Monday, July 25, 2011

Beyond Teamwork

Last summer I had the pleasure of speaking with Greg Zlevor, whose approach toward workplace success I'd admired for quite some time.  Teamwork, that corporate cliche' of the past two decades, has unfortunately lost its punch from chronic overuse, and I'm not sure it really had the right punch to begin with.  Teamwork envelops the idea of coordinated process engagement, visions best known to many of us through those well-worn posters hanging in staff break rooms everywhere: the team rowing in perfect synchronization, taking their canoe, organization, purpose, and efforts all in the same direction.  All good, yet, is it really enough?  And was it ever?

Enter community: success through relationships, not simply process.  Make no mistake, this is challenging stuff and not for the timid - nor for anyone apt to dismiss such bouts with human elements as being less worthy or less powerful than thumbing through the company policy and procedure manual for their answers.  Especially noteworthy is Zlevor's caution that workplace community, like all relationships, is on a continuum - neither totally perfect nor totally ever without hope.
Like all adult relationships, we decide where on that continuum to engage - and the effort required to invest.  Ideally aiming for the higher ground of community (patterns of authentic communication; focused honesty, listening, and appropriate vulnerability) and all that awaits us for having done so, the unfortunate slip into merely functional, dysfunctional, or even what's uniquely termed by Zlevor as "dis-iety" (patterns of deceit; concerted exclusion of your colleagues, warring competition, and aggressive self-promotion at the expense of others) is, although a worrisome sign of deficiency,  no cause for abandonment.  Like all adult relationships, an estate staff community is a work in progress; each member has influence, both negative and positive.

Like all venues for relationships, the domestic service community may take us on a journey as influential in our estate success as the destination itself of goals and objectives met, a journey worth salvaging, both for our benefit and our employers'.  It's simply up to us to choose.  The awesome power to nourish - or destroy - our workplace colleagues, our estate community, and ultimately ourselves, is within each of us.

"When people feel threatened, misled, and undervalued in a group, and act in ways that make others feel the same, the relationships are devoid of companionship or community... A common sentiment is, 'I have to be political in order to survive.' Employees spend of great deal of time and energy determining which side they need to be on, who their allies are, and how they can best protect themselves... Because of the huge energy drain this creates, people do not push themselves unless they see the potential for personal gain; they do the minimum just to get by.

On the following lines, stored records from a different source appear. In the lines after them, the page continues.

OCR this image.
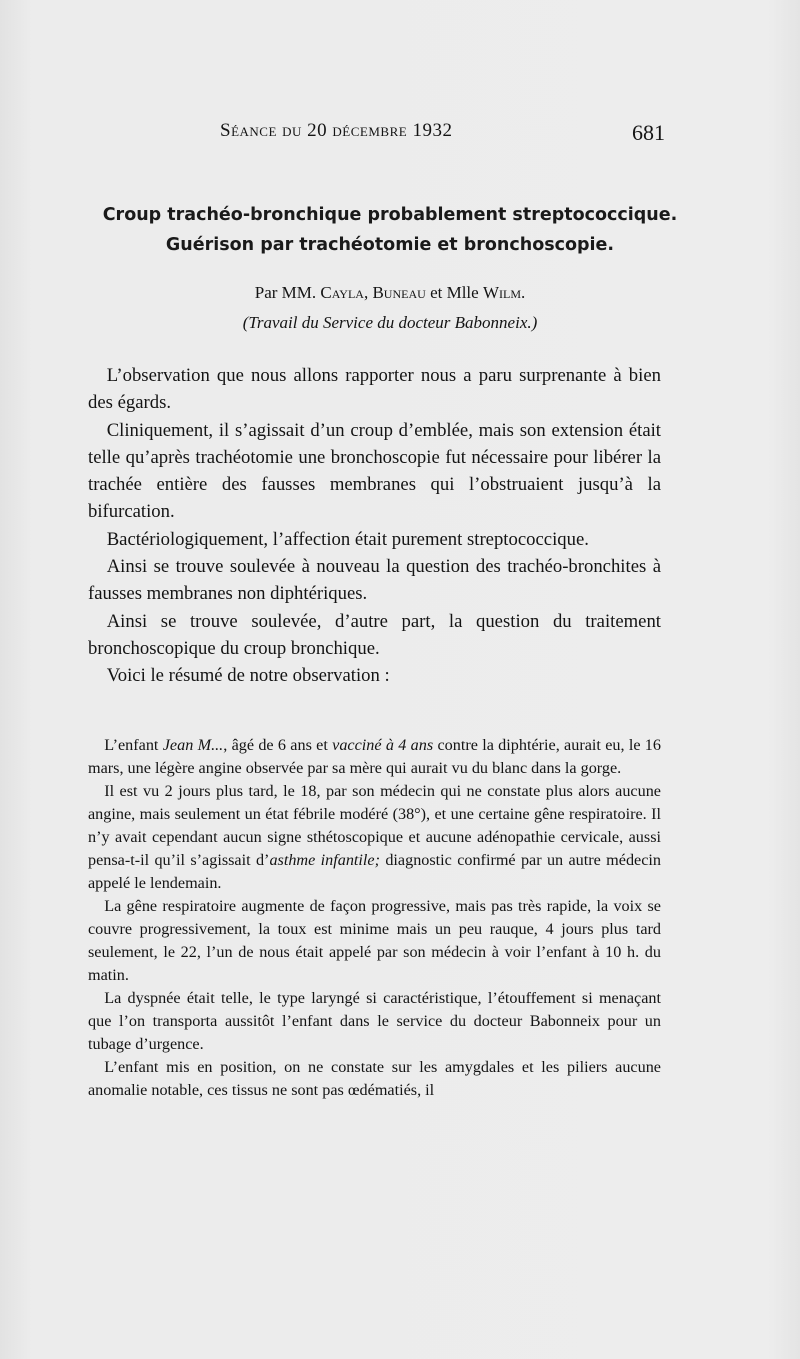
Séance du 20 décembre 1932	681
Croup trachéo-bronchique probablement streptococcique.
Guérison par trachéotomie et bronchoscopie.
Par MM. Cayla, Buneau et Mlle Wilm.
(Travail du Service du docteur Babonneix.)

 L’observation que nous allons rapporter nous a paru surprenante à bien des égards.

 Cliniquement, il s’agissait d’un croup d’emblée, mais son extension était telle qu’après trachéotomie une bronchoscopie fut nécessaire pour libérer la trachée entière des fausses membranes qui l’obstruaient jusqu’à la bifurcation.

 Bactériologiquement, l’affection était purement streptococcique.

 Ainsi se trouve soulevée à nouveau la question des trachéo-bronchites à fausses membranes non diphtériques.

 Ainsi se trouve soulevée, d’autre part, la question du traitement bronchoscopique du croup bronchique.

 Voici le résumé de notre observation :

 L’enfant Jean M..., âgé de 6 ans et vacciné à 4 ans contre la diphtérie, aurait eu, le 16 mars, une légère angine observée par sa mère qui aurait vu du blanc dans la gorge.

 Il est vu 2 jours plus tard, le 18, par son médecin qui ne constate plus alors aucune angine, mais seulement un état fébrile modéré (38°), et une certaine gêne respiratoire. Il n’y avait cependant aucun signe sthétoscopique et aucune adénopathie cervicale, aussi pensa-t-il qu’il s’agissait d’asthme infantile; diagnostic confirmé par un autre médecin appelé le lendemain.

 La gêne respiratoire augmente de façon progressive, mais pas très rapide, la voix se couvre progressivement, la toux est minime mais un peu rauque, 4 jours plus tard seulement, le 22, l’un de nous était appelé par son médecin à voir l’enfant à 10 h. du matin.

 La dyspnée était telle, le type laryngé si caractéristique, l’étouffement si menaçant que l’on transporta aussitôt l’enfant dans le service du docteur Babonneix pour un tubage d’urgence.

 L’enfant mis en position, on ne constate sur les amygdales et les piliers aucune anomalie notable, ces tissus ne sont pas œdématiés, il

In contrast, a community... is characterized by mutual service, encouragement, and support... because people feel safe, they can feel comfortable expressing their concerns, desires, expectations, and accomplishments, even if they fall short of personal or company expectations.

Where do you want to be?"

- From Creating a New Workplace: Making a Commitment to Community, by Greg Zlevor, founder of the Community in Organizations Conference, investigating creative relationships within organizations.